Its Executive Vice-Chairman is Choi Kyu-sun.

It is part of an international consortium for the development of prospects in Iraqi Kurdistan. It claims that its network of advisors gives it a strong competitive edge over other companies. Paid advisers include:
- Congressman Stephen J. Solarz
- former Secretary of Defense USA Mr. Frank Carlucci
- the former ambassador to Egypt Mr. Nicholas A. Veliotes
- US commander for the Middle East General John Abizaid (General John Abizaid served on the board of advisors from August – October 2007, resigning in November 2007 due to a conflict of interest. All fees were returned.)
These are claimed on the company's website to exercise "their network and political influence to promote UI energy on the development of oil fields in Iraq where the United States of America governs".

It also notes that attorney Jeffrey D. Jones, the former President of the American Chamber of Commerce in Korea, and Dr. Robert A. Scalapino, who served as the Dean of the University of California, Berkeley, are on their company board of advisors.

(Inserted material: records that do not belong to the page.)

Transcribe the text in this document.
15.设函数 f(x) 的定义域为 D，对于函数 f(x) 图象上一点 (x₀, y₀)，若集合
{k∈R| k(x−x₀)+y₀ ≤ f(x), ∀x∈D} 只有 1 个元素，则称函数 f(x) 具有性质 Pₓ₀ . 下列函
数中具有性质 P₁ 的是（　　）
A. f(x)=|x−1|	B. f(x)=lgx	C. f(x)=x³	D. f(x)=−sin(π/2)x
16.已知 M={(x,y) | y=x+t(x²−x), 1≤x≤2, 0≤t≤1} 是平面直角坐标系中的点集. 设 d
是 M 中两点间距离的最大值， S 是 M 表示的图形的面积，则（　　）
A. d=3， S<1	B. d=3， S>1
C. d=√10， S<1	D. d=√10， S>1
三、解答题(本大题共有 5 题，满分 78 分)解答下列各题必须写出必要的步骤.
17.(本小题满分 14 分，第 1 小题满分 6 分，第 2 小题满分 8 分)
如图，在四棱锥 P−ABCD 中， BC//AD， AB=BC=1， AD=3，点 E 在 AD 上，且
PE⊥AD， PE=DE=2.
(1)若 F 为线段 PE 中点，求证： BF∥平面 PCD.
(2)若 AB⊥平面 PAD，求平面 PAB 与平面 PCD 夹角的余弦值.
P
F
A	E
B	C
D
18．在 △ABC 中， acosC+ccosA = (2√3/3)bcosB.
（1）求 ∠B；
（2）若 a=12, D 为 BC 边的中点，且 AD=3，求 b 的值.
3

Its payment of an undisclosed sum to former United Kingdom Prime Minister Tony Blair has been subject to media comment in the UK.

==Kurdistan Contract==
UI Energy Corporation was part of a consortium (KNOC Bazian Limited) that was awarded the Bazian Block (473 square kilometres) in the Sulaimani Governorate. The consurmtium also includes the Korea National Oil Corporation, and Korean private sector oil exploration and development companies SK Energy Co Ltd, Daesung Industrial Co, Ltd, Samchully Co Ltd, Bum-Ah Resource Development Corp, GS Holdings Corp, and Majuko Corporation. The Bazian Block has been described as a relatively low exploration risk area.